Ne diyor Ahmet Sever? “Kendisini ifade ve temsil etmesini engellemek amacıyla Erdoğan’ın emri ile yasa değiştirildi ve bu gerçek bir sansürdü.” Halkın oylarıyla Cumhurbaşkanı seçilmesi için yapılan değişikliği bu şekilde, üstelik cumhurbaşkanını halkın oyları ile seçen Fransa’ya böyle aktarmanın açıklamasını bulamadım. Devam ediyor Ahmet Sever.., “İkili arasındaki gerilim giderek tırmanıyordu. Gül otoriter çizgiyi değiştirmeye çalıştı ancak yalnız bırakıldı”.

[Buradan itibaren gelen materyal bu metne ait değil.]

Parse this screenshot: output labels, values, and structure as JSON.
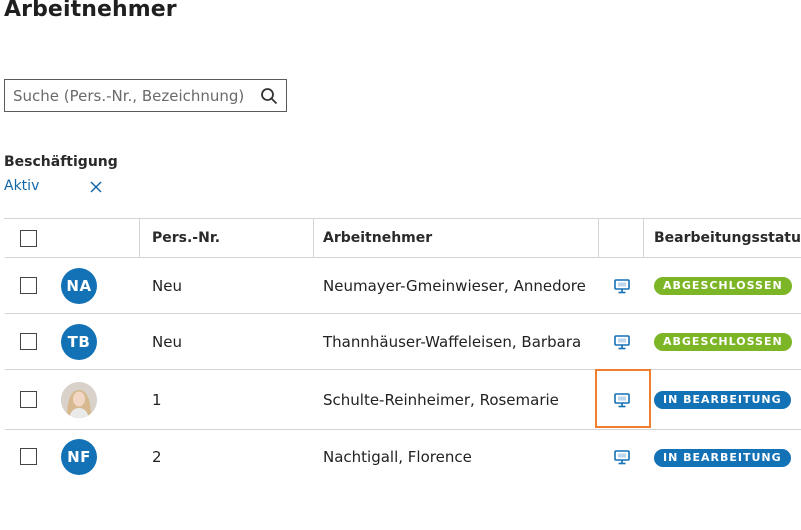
{
  "page": {
    "title": "Arbeitnehmer"
  },
  "search": {
    "placeholder": "Suche (Pers.-Nr., Bezeichnung)",
    "icon": "search-icon"
  },
  "filter": {
    "label": "Beschäftigung",
    "value": "Aktiv",
    "clear_icon": "close-icon"
  },
  "table": {
    "headers": {
      "persnr": "Pers.-Nr.",
      "name": "Arbeitnehmer",
      "status": "Bearbeitungsstatus"
    },
    "rows": [
      {
        "initials": "NA",
        "persnr": "Neu",
        "name": "Neumayer-Gmeinwieser, Annedore",
        "status": "ABGESCHLOSSEN",
        "status_color": "#7cb526"
      },
      {
        "initials": "TB",
        "persnr": "Neu",
        "name": "Thannhäuser-Waffeleisen, Barbara",
        "status": "ABGESCHLOSSEN",
        "status_color": "#7cb526"
      },
      {
        "initials": "",
        "persnr": "1",
        "name": "Schulte-Reinheimer, Rosemarie",
        "status": "IN BEARBEITUNG",
        "status_color": "#1371b5"
      },
      {
        "initials": "NF",
        "persnr": "2",
        "name": "Nachtigall, Florence",
        "status": "IN BEARBEITUNG",
        "status_color": "#1371b5"
      }
    ]
  },
  "colors": {
    "accent": "#1371b5",
    "done": "#7cb526",
    "highlight": "#ef7e2f"
  }
}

Fransa’da kiosk panolarını süsleyen dergi kapağının alt metnini Cumhurbaşkanlığı bünyesinde yıllarca çalışmış Ahmet Sever böyle hazırlamış.,,
Ne diyelim? Pes!
Derginin Türkiye dosyasını hazırlarken başvurduğu isimleri önyargılar cephesinden seçmiş olmuş kredibilite sorunu yaratmış ve belli ki büyük emek harcanan 20 sayfa heder olmuş...
Valeurs Actuelle dergisinin Erdoğan kapağı da yine maddi hatalara tenezzül eden bir çerçevede hazırlanmış. Keşke tek taraflı ve fobilerine esir olmadan bir Türkiye resmi çizmeyi deneselerdi.
Engellere Takılma Şenliği ve DOWN sendromlu küçük derviş
Denizlili bir ağabeyimin telefonuyla haberim oldu. Pamukkale Üniversitesi “Engellere Takılma, Şenliğe Katıl” şenliği düzenliyor. Sanat, spor ve medya dünyasının ünlülerini şenliğe davet ediyorlar, bu çerçevede beni de konuk etmek istiyorlar... Oldum olası “ünlü” sıfatından, popüler olma hedefinden hazetmem. Böyle bir iddiam da yoktur. Ama sözkonusu engelliler olunca, davet de kıramayacağım bir ağabeyimden gelince düşünmeden kabul ettim.
Tansu Yağan’ın nefes almadan koşturmasıyla ve Pamukkale Üniversitesi Rektörü Prof. Dr. Hüseyin Bağcı’nın evsahipliğiyle son derece duygu yüklü ve mükemmel bir buluşma oldu. Sanatçı Muazzez Ersoy, Alpay Özalan, Hidayet Türkoğlu ve Hamza Yerlikaya, sanat ve spor alanındaki haklı damgalarıyla programa ilgiyi üst düzeye taşıdılar.
İşitme engellilerin okuduğu İstiklal Marşı’ndan, DOWN sendromlu atletlerin jimnastik gösterisine kadar her saniyesini gözlerim dolarak izledim.
Hele küçük semazen Lütfiye Gencel’in gösterisi vardı ki, hem kaydettim, hem de defalarca dönüp dönüp seyrettim. Beyaz kıyafetli semazenlerin ortasında yeşil semazen kostümüyle dönen ve her hareketinde, dalmış gitmiş gözleriyle insanı yüreğinden yakalayan küçük derviş Lütfiye... İşçi bir ailenin 10 yaşındaki en büyük çocuğu... Denizli’den bundan böyle engellilerin sorunlarını dert edinecek bir elçi olma yönünde kendi kendime verdiğim sözle ayrıldım.